Select the program where you want to transfer the report
Click on “Transfer”
⬆️[BugTrackers] Synchronisation based on Program Type
ℹ️ Find more information about the YesWeHack BugTracker here.
Key changes
Organisations can now filter which reports to synchronise with their Bug Trackers based on the program types (e.g., Bug Bounty, Pentest) they belong to.
Impact
Organisations no longer have to configure a tracker for each program they want to track.
Audience
All organisations using the YesWeHack to Bug Tracker client.
Usage
⚠️ For current users of the YesWeHack Bug Tracker: it is not possible to revert changes once the configuration has been updated.
Go to your YesWeHack Bug Tracker configuration panel
⚠️ Please note that if you have several configurations for the same bug tracker projects, they must all use the same KEY. Modifying the KEY value is not recommended, as this will result in all your reports being duplicated within the bug tracker.
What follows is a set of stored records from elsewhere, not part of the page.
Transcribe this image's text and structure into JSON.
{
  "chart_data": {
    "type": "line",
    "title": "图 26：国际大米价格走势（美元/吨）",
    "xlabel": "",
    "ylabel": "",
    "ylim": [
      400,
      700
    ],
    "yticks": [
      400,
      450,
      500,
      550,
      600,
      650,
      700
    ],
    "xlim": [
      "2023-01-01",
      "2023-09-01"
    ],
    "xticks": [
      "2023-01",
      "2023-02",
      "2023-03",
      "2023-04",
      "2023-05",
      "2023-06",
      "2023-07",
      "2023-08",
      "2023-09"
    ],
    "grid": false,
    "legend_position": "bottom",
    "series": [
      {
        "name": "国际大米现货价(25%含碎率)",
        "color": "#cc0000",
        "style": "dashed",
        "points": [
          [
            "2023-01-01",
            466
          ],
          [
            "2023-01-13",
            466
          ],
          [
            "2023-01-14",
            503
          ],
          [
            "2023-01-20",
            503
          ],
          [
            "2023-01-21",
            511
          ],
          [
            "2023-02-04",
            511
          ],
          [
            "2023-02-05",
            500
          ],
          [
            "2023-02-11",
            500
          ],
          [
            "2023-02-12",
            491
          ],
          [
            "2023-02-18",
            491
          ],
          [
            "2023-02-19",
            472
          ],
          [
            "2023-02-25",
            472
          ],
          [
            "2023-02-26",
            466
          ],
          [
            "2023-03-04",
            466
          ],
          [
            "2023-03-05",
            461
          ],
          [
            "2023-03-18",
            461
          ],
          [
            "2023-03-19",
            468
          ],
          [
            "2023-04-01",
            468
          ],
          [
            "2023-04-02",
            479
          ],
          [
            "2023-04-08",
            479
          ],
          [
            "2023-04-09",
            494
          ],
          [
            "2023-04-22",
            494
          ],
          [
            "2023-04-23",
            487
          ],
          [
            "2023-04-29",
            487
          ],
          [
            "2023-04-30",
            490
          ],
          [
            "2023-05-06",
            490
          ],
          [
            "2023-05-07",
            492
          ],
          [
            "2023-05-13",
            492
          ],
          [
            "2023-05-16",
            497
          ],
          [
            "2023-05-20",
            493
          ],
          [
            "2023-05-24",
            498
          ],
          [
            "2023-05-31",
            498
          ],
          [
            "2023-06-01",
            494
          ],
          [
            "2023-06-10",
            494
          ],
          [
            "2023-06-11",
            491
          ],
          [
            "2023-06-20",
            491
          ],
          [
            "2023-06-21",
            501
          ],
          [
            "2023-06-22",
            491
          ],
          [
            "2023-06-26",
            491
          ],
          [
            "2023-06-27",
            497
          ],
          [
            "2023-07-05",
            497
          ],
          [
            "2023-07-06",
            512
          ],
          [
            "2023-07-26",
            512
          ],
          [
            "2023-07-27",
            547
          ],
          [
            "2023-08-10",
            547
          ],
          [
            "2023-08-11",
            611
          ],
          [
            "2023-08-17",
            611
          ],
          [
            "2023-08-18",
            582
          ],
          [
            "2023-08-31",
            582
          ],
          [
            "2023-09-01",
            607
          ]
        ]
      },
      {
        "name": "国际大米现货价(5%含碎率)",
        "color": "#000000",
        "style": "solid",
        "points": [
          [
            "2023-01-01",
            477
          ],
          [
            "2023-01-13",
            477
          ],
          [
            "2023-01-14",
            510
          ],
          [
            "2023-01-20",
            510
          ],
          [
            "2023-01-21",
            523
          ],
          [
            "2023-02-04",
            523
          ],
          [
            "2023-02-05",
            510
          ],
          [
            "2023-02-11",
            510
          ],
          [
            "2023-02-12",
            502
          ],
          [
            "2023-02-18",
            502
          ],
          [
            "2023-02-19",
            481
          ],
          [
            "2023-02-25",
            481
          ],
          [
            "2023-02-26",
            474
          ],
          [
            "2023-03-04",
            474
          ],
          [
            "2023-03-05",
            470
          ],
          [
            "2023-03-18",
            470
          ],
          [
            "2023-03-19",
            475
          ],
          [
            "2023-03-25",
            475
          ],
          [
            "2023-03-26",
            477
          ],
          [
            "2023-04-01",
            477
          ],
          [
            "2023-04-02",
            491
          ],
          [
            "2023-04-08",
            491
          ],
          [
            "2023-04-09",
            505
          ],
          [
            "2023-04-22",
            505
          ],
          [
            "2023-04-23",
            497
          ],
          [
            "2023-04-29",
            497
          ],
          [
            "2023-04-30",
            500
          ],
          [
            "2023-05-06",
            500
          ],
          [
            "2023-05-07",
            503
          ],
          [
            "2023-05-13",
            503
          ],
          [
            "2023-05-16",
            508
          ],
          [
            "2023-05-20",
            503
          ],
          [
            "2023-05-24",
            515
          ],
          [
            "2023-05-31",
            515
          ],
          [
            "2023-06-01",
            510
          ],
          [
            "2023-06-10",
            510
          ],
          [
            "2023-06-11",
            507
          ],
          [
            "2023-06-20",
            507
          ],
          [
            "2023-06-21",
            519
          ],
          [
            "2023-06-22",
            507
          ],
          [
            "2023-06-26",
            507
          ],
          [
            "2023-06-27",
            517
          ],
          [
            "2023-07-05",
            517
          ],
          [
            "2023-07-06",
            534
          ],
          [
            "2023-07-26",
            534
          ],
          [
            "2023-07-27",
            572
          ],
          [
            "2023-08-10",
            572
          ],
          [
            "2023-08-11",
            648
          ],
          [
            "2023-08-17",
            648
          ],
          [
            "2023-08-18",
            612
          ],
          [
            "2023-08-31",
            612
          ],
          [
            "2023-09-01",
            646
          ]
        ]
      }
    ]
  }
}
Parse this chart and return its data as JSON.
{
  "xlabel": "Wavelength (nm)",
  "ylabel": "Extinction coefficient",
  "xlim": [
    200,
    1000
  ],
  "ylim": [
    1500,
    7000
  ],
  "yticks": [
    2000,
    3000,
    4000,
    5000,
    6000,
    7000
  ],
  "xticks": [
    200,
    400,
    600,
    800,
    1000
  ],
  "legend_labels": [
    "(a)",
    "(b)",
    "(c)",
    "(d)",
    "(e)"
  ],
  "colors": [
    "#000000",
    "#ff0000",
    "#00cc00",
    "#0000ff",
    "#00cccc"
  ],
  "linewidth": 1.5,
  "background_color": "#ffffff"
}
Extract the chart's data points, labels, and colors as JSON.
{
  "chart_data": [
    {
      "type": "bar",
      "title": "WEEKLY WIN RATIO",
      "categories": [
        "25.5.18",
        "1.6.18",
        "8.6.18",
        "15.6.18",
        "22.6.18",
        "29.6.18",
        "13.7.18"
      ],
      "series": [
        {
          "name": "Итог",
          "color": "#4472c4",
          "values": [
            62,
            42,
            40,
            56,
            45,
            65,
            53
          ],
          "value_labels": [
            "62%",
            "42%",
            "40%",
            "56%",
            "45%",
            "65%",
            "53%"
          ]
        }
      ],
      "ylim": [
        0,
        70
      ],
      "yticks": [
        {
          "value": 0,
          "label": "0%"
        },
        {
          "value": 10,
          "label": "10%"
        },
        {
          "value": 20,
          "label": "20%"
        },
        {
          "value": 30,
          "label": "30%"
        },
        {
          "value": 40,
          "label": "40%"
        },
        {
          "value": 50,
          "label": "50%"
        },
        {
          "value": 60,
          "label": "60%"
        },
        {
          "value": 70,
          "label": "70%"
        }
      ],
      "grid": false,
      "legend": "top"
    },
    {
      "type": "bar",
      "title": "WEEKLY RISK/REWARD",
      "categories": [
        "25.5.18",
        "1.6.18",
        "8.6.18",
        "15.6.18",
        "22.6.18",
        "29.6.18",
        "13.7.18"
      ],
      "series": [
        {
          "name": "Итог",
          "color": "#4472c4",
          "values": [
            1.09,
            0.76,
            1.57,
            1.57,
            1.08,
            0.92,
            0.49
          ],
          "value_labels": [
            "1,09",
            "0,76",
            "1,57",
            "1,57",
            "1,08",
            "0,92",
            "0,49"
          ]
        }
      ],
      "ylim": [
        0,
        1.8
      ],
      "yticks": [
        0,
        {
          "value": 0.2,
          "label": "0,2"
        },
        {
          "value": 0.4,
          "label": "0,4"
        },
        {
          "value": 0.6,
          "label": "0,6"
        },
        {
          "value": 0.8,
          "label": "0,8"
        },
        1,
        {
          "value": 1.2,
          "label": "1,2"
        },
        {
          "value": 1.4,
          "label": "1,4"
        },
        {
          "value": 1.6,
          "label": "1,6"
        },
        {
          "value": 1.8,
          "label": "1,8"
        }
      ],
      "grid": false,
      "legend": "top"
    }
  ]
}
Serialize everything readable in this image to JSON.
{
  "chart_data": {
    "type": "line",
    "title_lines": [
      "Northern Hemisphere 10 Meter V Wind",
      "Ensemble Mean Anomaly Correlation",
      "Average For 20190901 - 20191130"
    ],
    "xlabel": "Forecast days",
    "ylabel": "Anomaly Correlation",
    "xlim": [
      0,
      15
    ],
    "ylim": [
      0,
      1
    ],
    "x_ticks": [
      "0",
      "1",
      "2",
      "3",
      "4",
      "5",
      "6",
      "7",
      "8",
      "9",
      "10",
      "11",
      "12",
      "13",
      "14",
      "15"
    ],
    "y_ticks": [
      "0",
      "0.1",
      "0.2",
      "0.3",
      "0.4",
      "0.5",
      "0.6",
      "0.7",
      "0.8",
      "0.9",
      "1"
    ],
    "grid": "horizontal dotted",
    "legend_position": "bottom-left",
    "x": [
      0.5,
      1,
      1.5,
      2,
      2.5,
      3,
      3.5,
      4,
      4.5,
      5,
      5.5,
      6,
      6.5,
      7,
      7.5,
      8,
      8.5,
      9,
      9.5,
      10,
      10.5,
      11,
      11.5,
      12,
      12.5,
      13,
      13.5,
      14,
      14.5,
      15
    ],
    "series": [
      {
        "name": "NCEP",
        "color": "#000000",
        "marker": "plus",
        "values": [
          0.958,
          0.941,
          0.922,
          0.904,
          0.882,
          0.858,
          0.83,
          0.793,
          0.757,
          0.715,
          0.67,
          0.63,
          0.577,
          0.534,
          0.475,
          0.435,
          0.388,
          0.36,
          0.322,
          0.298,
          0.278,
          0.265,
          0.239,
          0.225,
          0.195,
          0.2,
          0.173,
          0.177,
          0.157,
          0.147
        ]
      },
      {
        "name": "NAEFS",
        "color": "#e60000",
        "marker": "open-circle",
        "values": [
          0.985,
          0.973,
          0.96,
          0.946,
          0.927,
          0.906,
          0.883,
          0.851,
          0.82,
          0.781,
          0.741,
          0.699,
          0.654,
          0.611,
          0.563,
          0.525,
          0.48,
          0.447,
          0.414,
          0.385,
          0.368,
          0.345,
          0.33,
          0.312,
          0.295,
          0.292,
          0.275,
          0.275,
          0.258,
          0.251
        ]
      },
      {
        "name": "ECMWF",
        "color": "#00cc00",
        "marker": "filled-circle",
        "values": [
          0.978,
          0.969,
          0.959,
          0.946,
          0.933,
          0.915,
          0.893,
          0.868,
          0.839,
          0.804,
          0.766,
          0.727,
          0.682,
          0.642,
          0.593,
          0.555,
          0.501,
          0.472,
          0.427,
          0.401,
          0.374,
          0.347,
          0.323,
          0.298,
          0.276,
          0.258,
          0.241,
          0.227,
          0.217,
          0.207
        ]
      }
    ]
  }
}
When creating a new configuration, in the YesWeHack section > Programs section (Note: The previous steps before "Set up YesWeHack tracker" remain unchanged):
Enter a “criteria title” (optional)
Indicate “Program slugs” (Optional). (Note: Write “ * ” to include all programs of a program type.)
ℹ️ This field is now optional, but for organisations that keep their current configuration, there will be no impact.
And/or check each box of the program type options you want to track. In our case, select “Bug Bounty” to track all Bug Bounty programs.
TIPS:
If you select all program types, the tracker will include all programs within your Business Unit.
To track one Bug Bounty program and one Pentest program, enter the program slugs without selecting a program type (ie. “old” configuration).
Personal access token: It is not possible to edit an existing PAT (Personal Access Token); it can only be revoked. However, you can create a multi-role PAT to grant access to several programs (e.g., programs 1, 2, and 3). A bug tracker at the Business Unit level can also be used in this case.
[MISC]
[CORE] The limit of character for the program description and program account access fields has been increased.
[CORE] The global search bar in the Vulnerability Center now supports CVE ID queries, returning all vulnerability reports associated with that CVE.
[CORE] Emails related to the same report are now automatically grouped into a single thread in your inbox, making it easier to view the full history.
[BugTrackers] All reports of a given program can now be grouped automatically under the same JIRA epic.
[ANPT] In the metadata, organisations can no longer edit the app fingerprint related to outdated technologies and potential CVE reports.
[ANPT] Reports generated through the Autonomous Pentest solution are now automatically tagged by their source of creation, enabling organisations to better track these vulnerability reports (i.e., detected_issue, potential_cve, outdated_technology)
[ANPT] A new message is displayed to explain the impact of excluding an asset (ie., "Excluded assets are hidden from the platform and are not included in discovery or security check scans.")
[ANPT] Two “Go to” buttons (ie., “Go to the report” and “Go to the technology”) are now available when clicking on “Hosts tab > selected Host > Technologies”.
[ANPT] Organisations can now filter Techno’s potential CVE by status. (Note: By default, the status is filtered to “pending” and “confirmed”)
[HUNTER] New notifications about programs (i.e., enabled, disabled, updated) are available to inform hunters of any program changes.
[HUNTER] A new “Disabled” tag is now displayed on programs to help hunters understand why they cannot submit a report.